Cleaning, polishing, maintaining

Simple Green advises a twice-a-week regimen of cleaning and polishing your nickel items to safeguard against eventual corrosion. Dirt is less apt to accumulate on nickel fixtures if it is wiped off regularly using a damp, soft cloth, rag, or paper towel. Cleaning often will deter discoloration caused by greasy build-up, according to New York HardwareWillow & Stone recommends polishing every other month to reverse the dulling of nickel's shine. The luster can be enhanced by applying paste wax monthly. Simply spread on a cloth and rub it in, then buff. A small, circular motion works best when cleaning or polishing nickel.

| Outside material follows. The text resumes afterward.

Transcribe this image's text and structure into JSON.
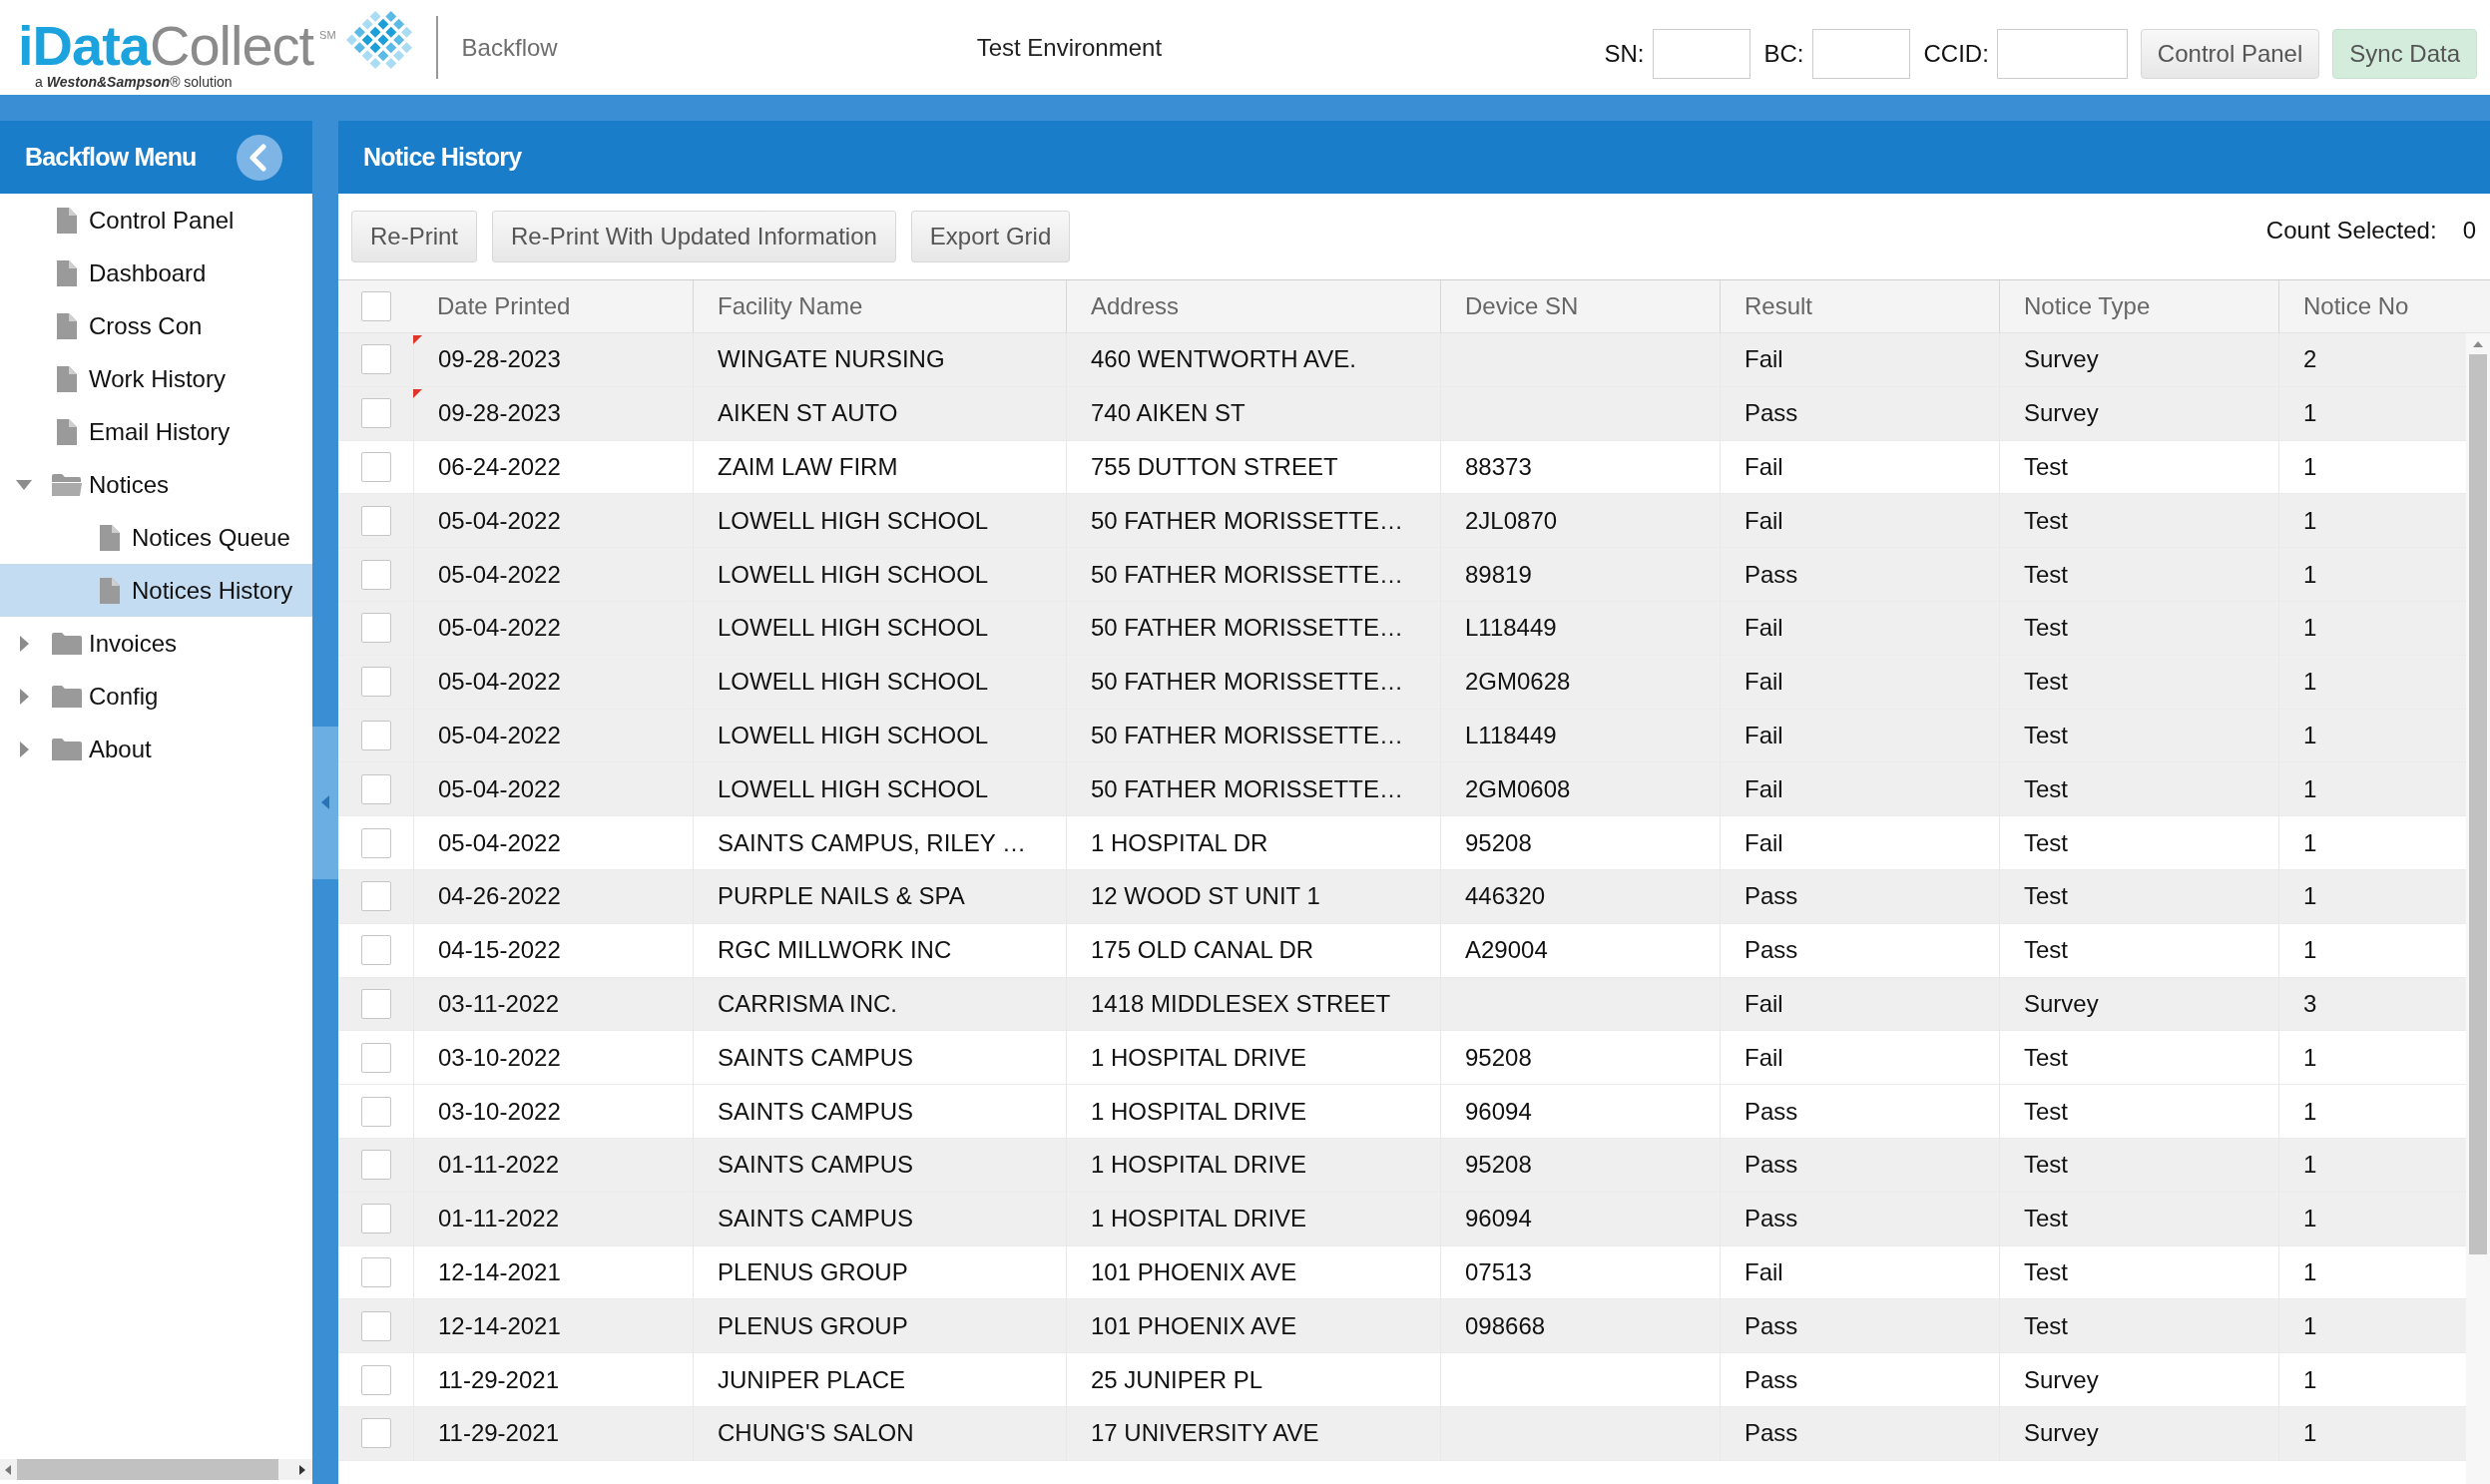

Toilet cleaners are too strong and abrasive for nickel and will potentially damage the surface. Tarnish- or rust-removing products must be avoided when polishing nickel, as those contain bleach. Using them will potentially subject the item to hydrochloric, hydrofluoric, or phosphoric acid, and the finish would suffer as a result. Alcohol is a no-no, and other than diluted vinegar, cleaners with an acid base will also damage the finish.

Nickel is a durable, mostly corrosion-resistant metal, and the satin variety is scratch-proof as well. Water spots and fingerprints are not readily visible, and smudges and stains don't stand out either. Simple cleaning is all it takes to keep your nickel looking its pristine best.